Matt sends me the following graph of some interesting trading on 22 September. At 9:11 am, a single trader (he tells me) bought about 1200 shares of PM.National, running the price up from $0.7376 to $0.82. Traders came in almost immediately to drive the price back down. They started selling PM.National starting at 9:13. By 9:30, the price had been driven back down to $0.7678; at noon, the price was $0.7503. At 5:30 PM, the price was right back where it started at $0.7376.
Was this a manipulation attempt? I find it doubtful. First, there was no complementary selling on the Labour side. Over the time period, the price on the PM.Labour event derivative dropped about 2 cents and then came back up. Second, there was no sustained attempt to keep the price up. What seems most likely to me is that somebody with a very strong belief that National is set to win the election, and very little patience to put in limit orders, wanted to buy a lot of shares and wanted to buy them very quickly.
What I find remarkable is how quickly other traders responded to the anomalous price spike. Two minutes after the price spike, the first selling started. Within 20 minutes, selling by other traders pushed the price down by more than 60 percent of the initial rise. These markets are robust.

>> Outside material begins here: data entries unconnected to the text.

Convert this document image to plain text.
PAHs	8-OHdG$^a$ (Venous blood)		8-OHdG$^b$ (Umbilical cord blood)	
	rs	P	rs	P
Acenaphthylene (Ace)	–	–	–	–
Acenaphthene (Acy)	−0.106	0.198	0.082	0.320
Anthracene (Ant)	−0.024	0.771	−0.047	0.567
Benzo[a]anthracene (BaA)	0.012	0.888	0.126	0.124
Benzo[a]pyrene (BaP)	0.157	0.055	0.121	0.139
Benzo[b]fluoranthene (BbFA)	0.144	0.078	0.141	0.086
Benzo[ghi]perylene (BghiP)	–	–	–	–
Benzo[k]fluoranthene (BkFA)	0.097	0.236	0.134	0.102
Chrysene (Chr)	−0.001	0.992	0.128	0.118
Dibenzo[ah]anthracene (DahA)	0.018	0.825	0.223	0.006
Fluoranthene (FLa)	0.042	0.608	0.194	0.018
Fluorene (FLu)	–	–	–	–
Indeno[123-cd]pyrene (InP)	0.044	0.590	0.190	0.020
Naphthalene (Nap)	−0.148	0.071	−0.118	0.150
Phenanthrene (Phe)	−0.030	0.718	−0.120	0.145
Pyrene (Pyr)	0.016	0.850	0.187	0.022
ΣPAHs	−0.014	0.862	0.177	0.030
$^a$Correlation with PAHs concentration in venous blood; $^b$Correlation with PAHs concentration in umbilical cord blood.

Like I said in my previous post, partisans of either party are profit opportunities for informed traders. Folks who had left limit sell orders in place for a good run up were able to sell PM.National to somebody desperate to buy at any price and then could buy back the stock after the price had dropped to reasonable levels. Folks who were watching the market were able to profit by pushing the price back to a level in line with fundamentals. I wish I'd been paying more attention to the prices at 9 o'clock Monday morning so I could have shared in the fun!